Pepsi’s national supplier development group–a band of about 20 operations employees at the company’s Somers, New York, headquarters–uses the warehouse to identify supplies and materials that would be cheaper if provided through a national or superregional contract.
“We’ve found the biggest savings in the peripheral items–office supplies, lubricants, uniforms, tires, you name it–that used to be purchased regionally or locally by picking up the Yellow Pages,” says Bridgman. “Using the data warehouse, we’ve been able to identify important items, find national suppliers for them, and leverage those relationships to reduce costs.”
Even greater economies from the warehouse have been generated by compliance reports on more than 50 national contracts in such purchasing categories as transport parts, marketing equipment (coolers and such), administration, and production.
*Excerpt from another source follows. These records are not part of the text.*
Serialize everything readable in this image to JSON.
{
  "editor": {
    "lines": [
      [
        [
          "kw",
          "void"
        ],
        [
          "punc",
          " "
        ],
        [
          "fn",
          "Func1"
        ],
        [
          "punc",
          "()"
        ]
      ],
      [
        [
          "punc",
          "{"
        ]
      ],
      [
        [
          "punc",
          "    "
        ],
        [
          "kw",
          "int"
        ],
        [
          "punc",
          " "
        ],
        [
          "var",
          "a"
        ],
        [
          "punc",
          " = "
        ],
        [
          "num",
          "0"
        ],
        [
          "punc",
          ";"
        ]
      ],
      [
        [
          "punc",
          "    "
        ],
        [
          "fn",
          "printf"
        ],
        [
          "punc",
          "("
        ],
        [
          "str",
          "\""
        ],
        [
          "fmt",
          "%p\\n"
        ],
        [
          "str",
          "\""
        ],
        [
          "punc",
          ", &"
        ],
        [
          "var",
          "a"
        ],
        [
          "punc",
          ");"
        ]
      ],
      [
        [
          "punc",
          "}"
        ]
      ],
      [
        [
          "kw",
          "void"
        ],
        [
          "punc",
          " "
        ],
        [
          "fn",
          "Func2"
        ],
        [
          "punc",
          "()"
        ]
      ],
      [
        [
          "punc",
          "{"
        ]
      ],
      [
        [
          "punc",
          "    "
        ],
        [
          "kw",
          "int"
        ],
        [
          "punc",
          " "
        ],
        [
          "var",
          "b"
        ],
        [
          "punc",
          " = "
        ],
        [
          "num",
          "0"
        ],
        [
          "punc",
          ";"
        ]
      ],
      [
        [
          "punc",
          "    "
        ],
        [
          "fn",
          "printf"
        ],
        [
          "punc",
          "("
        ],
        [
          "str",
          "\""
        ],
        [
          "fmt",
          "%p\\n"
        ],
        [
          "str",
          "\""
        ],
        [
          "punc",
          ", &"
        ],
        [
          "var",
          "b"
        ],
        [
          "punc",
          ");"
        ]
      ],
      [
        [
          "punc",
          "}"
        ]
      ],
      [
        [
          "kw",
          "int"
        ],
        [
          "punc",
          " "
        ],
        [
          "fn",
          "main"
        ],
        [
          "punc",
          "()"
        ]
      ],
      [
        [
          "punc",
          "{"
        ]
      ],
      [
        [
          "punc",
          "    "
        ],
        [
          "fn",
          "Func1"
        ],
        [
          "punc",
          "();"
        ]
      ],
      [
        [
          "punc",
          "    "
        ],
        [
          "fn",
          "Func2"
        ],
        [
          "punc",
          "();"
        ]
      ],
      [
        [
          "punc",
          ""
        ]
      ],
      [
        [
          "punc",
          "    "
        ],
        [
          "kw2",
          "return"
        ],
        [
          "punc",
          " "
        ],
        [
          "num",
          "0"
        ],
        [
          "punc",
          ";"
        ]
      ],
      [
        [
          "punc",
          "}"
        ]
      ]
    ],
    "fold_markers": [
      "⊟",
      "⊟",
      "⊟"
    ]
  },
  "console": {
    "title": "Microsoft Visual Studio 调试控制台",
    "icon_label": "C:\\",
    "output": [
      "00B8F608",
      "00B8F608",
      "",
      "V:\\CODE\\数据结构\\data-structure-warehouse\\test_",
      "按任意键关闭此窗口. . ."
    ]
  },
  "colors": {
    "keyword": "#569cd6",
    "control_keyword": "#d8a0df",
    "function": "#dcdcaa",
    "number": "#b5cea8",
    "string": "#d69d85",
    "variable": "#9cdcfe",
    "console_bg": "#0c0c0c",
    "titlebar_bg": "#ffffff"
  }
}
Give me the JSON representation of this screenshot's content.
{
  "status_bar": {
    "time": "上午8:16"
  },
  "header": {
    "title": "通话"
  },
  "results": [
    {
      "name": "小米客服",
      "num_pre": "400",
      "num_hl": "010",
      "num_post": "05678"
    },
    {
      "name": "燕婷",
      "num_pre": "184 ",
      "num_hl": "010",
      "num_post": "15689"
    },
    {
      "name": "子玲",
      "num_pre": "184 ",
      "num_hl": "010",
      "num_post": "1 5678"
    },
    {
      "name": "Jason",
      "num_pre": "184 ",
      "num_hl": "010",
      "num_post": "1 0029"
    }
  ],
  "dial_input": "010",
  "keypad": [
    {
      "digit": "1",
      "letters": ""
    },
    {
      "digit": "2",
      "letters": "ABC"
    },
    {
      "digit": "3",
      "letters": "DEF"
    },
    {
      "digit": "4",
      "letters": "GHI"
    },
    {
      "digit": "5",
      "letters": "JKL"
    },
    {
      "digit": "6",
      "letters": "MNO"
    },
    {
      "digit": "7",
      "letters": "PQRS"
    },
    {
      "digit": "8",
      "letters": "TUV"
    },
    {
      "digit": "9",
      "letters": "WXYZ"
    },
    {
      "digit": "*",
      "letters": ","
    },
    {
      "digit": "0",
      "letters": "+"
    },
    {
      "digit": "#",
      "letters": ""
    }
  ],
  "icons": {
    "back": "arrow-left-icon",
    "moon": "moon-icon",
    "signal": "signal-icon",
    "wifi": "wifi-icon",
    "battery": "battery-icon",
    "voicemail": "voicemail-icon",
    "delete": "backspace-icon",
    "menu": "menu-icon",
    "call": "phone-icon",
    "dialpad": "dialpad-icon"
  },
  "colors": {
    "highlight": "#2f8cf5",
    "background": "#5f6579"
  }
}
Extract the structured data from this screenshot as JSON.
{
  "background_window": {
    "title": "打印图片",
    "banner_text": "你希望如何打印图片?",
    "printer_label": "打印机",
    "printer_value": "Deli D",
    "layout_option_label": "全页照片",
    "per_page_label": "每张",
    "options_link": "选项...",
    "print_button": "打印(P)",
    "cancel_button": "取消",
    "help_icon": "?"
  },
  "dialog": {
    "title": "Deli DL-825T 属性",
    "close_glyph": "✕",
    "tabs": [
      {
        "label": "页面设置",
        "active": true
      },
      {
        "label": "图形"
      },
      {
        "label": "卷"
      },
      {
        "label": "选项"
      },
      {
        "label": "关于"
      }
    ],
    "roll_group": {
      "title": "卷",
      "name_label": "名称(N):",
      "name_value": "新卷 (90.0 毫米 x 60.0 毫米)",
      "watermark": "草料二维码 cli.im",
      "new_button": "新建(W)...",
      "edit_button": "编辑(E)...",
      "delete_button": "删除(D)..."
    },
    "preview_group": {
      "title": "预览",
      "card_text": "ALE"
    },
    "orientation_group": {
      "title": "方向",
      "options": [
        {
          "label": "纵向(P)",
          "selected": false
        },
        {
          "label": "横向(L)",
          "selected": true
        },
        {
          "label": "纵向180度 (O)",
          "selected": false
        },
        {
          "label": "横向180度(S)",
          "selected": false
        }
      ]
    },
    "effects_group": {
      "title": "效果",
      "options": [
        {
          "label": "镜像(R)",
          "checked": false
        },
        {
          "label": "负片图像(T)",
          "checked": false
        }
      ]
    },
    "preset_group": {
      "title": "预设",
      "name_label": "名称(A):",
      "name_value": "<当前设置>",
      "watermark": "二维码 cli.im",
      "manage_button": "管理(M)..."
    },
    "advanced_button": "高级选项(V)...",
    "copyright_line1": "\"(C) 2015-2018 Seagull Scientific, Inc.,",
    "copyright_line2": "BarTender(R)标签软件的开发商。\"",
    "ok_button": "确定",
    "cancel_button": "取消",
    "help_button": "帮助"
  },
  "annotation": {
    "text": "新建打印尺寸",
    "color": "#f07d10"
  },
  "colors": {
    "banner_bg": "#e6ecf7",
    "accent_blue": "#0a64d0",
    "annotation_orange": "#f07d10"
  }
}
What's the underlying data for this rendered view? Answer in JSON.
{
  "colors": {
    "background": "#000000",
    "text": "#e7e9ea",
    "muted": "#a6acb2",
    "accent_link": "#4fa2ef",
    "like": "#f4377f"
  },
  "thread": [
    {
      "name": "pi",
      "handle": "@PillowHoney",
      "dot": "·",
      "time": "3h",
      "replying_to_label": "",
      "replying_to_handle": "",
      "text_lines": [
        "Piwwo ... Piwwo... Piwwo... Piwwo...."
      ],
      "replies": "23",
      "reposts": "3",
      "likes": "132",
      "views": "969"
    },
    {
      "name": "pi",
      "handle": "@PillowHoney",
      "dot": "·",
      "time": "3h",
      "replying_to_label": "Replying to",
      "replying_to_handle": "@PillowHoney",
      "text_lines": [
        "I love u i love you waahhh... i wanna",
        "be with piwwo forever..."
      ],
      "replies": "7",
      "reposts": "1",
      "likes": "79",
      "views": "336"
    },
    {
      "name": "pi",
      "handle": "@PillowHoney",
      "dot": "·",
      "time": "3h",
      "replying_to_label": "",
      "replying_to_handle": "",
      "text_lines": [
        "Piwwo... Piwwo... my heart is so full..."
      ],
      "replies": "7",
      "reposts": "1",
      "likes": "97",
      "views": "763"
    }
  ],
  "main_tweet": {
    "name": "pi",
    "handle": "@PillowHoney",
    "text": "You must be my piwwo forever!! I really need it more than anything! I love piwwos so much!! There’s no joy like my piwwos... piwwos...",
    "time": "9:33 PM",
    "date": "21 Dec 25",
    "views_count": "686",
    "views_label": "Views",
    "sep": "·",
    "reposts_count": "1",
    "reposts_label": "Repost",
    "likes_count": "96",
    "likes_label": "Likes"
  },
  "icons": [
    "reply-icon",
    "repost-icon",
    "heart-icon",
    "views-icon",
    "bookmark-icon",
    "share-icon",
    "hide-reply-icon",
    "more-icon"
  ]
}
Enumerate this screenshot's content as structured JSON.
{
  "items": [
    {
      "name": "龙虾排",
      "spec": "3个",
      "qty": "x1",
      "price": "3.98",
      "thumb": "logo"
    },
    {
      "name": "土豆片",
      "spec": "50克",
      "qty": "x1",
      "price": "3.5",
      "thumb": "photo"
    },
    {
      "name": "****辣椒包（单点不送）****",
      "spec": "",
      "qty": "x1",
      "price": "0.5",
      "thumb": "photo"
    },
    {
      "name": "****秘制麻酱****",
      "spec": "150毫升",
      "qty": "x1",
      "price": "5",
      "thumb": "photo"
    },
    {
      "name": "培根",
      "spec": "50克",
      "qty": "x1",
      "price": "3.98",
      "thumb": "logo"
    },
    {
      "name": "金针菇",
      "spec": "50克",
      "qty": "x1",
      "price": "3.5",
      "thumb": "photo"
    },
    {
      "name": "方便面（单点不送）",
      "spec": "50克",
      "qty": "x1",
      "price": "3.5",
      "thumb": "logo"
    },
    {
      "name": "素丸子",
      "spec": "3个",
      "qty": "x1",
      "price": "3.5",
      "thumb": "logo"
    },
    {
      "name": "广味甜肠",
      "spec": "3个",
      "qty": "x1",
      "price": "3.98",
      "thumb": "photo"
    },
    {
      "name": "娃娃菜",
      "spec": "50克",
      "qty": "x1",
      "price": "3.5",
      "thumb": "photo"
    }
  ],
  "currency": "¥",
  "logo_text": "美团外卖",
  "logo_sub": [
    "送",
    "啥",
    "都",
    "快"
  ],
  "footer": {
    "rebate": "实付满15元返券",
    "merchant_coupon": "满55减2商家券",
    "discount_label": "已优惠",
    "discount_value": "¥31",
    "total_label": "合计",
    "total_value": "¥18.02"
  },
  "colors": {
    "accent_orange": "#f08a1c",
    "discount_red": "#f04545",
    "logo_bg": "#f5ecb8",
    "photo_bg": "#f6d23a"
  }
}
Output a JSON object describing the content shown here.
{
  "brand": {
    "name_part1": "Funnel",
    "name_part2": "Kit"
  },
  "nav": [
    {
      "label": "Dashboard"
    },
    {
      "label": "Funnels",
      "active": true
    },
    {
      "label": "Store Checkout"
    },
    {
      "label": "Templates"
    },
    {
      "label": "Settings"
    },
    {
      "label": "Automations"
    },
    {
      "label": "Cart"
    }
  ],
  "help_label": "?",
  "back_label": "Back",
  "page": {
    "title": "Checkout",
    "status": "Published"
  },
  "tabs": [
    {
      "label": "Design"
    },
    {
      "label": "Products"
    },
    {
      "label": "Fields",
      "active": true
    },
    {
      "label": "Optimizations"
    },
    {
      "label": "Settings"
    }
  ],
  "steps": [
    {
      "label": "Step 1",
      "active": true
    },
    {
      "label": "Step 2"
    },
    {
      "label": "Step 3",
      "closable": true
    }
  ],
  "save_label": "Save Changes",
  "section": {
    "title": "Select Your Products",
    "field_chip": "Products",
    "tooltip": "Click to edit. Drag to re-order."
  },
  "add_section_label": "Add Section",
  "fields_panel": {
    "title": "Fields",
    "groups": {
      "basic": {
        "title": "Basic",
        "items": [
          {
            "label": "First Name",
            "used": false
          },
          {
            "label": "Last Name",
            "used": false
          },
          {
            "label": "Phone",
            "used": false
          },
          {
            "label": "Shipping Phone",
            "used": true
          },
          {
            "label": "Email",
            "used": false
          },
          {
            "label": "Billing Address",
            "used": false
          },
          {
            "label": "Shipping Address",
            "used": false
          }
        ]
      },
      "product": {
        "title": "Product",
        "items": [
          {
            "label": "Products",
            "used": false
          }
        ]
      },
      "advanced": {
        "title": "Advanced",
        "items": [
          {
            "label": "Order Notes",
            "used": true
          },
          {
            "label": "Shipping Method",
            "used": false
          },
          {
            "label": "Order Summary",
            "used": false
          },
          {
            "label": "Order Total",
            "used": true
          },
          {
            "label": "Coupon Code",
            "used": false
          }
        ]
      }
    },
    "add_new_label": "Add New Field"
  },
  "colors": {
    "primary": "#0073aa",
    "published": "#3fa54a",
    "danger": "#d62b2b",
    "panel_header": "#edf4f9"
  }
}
Thanks to the warehouse, Pepsi can monitor purchasing compliance at the user level, an ability that has boosted price and product compliance well over 90 percent. The warehouse also helps ensure 100 percent sales tax compliance, says Bridgman. All told, since going online in 1995, the warehouse has helped generate procurement savings in excess of $100 million.
“Now that we’ve got APS and the data warehouse, procurement has been so much simpler, so much cleaner,” says Judy Priolo, Pepsi’s director of other goods and services, supplier development. “We have concrete data points we can share with suppliers.”
But Bridgman isn’t content with the success of the new system, as no change-master should be. “We never let Rich [Maddi] say he’s finished,” he jokes. PepsiCo’s other division, Frito Lay, will explore system synergies with Pepsi-Cola; the two already have joint procurement programs, says Priolo.
And within Pepsi-Cola, Bridgman intends to extend the vendor processing system into the inventory management area. “Eventually, we want to look to a more complete supply-chain management and vendor-managed inventory, with vendors sending us goods against forecasted needs,” he says. “We also want to create a completely paperless travel-and-entertainment expense system to apply the same national vendor leverage for cost reductions in that area.
“There are always more opportunities.”